Giorgos Chatzigeorgakidis, Kostas Patroumpas, Dimitrios Skoutas, Spiros Athanasiou, and Spiros Skiadopoulos
26th ACM SIGSPATIAL International Conference on Advances in Geographic Information Systems (ACM SIGSPATIAL 2018)
Abstract. A geolocated time series is a sequence of values associated with a geolocation, such as measurements provided by a sensor installed at a certain location. In this paper, we address the problem of hybrid similarity joins over such geolocated time series. This operation returns all pairs of geolocated time series that exhibit similar behavior in the time series domain while also being closely located in space. First, we propose algorithms for performing such join operations using different types of indices, including spatial-only, time series- only, and hybrid indices.

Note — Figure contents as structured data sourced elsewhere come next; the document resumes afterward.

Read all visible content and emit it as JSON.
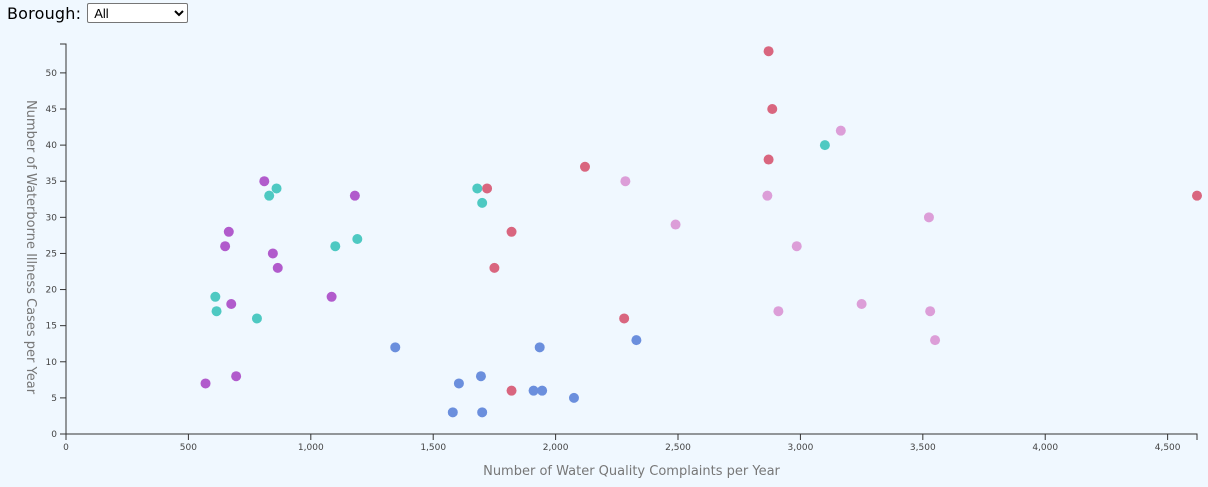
{
  "filter": {
    "label": "Borough:",
    "selected": "All",
    "options": [
      "All"
    ]
  },
  "chart_data": {
    "type": "scatter",
    "xlabel": "Number of Water Quality Complaints per Year",
    "ylabel": "Number of Waterborne Illness Cases per Year",
    "xlim": [
      0,
      4620
    ],
    "ylim": [
      0,
      54
    ],
    "xticks": [
      0,
      500,
      1000,
      1500,
      2000,
      2500,
      3000,
      3500,
      4000,
      4500
    ],
    "yticks": [
      0,
      5,
      10,
      15,
      20,
      25,
      30,
      35,
      40,
      45,
      50
    ],
    "xtick_labels": [
      "0",
      "500",
      "1,000",
      "1,500",
      "2,000",
      "2,500",
      "3,000",
      "3,500",
      "4,000",
      "4,500"
    ],
    "ytick_labels": [
      "0",
      "5",
      "10",
      "15",
      "20",
      "25",
      "30",
      "35",
      "40",
      "45",
      "50"
    ],
    "grid": false,
    "series": [
      {
        "color": "#d9667f",
        "points": [
          [
            2870,
            53
          ],
          [
            2885,
            45
          ],
          [
            2870,
            38
          ],
          [
            2120,
            37
          ],
          [
            1720,
            34
          ],
          [
            1820,
            28
          ],
          [
            1750,
            23
          ],
          [
            2280,
            16
          ],
          [
            1820,
            6
          ],
          [
            4620,
            33
          ]
        ]
      },
      {
        "color": "#4ec9c2",
        "points": [
          [
            3100,
            40
          ],
          [
            1680,
            34
          ],
          [
            1700,
            32
          ],
          [
            860,
            34
          ],
          [
            830,
            33
          ],
          [
            1100,
            26
          ],
          [
            1190,
            27
          ],
          [
            610,
            19
          ],
          [
            615,
            17
          ],
          [
            780,
            16
          ]
        ]
      },
      {
        "color": "#b15bcc",
        "points": [
          [
            810,
            35
          ],
          [
            1180,
            33
          ],
          [
            665,
            28
          ],
          [
            650,
            26
          ],
          [
            845,
            25
          ],
          [
            865,
            23
          ],
          [
            1085,
            19
          ],
          [
            675,
            18
          ],
          [
            570,
            7
          ],
          [
            695,
            8
          ]
        ]
      },
      {
        "color": "#dc9ed8",
        "points": [
          [
            3165,
            42
          ],
          [
            2285,
            35
          ],
          [
            2865,
            33
          ],
          [
            2490,
            29
          ],
          [
            2985,
            26
          ],
          [
            3525,
            30
          ],
          [
            2910,
            17
          ],
          [
            3250,
            18
          ],
          [
            3530,
            17
          ],
          [
            3550,
            13
          ]
        ]
      },
      {
        "color": "#6b8fdd",
        "points": [
          [
            1345,
            12
          ],
          [
            1935,
            12
          ],
          [
            2330,
            13
          ],
          [
            1605,
            7
          ],
          [
            1695,
            8
          ],
          [
            1580,
            3
          ],
          [
            1700,
            3
          ],
          [
            1910,
            6
          ],
          [
            1945,
            6
          ],
          [
            2075,
            5
          ]
        ]
      }
    ]
  }
}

Such centralized indexing schemes can cope well with moderate data volumes, but they face scalability is- sues when the dataset size increases significantly. To overcome this problem, we present a MapReduce-based processing scheme with space-driven partitioning. Our parallel and distributed algorithm leverages our hybrid index for geolocated time series to efficiently execute similarity joins locally within each partition and minimize the amount of data that needs to be shuffled between processing nodes. An extensive experimental evaluation confirms that our approach can efficiently compute all matching pairs even for datasets containing millions of geolocated time series.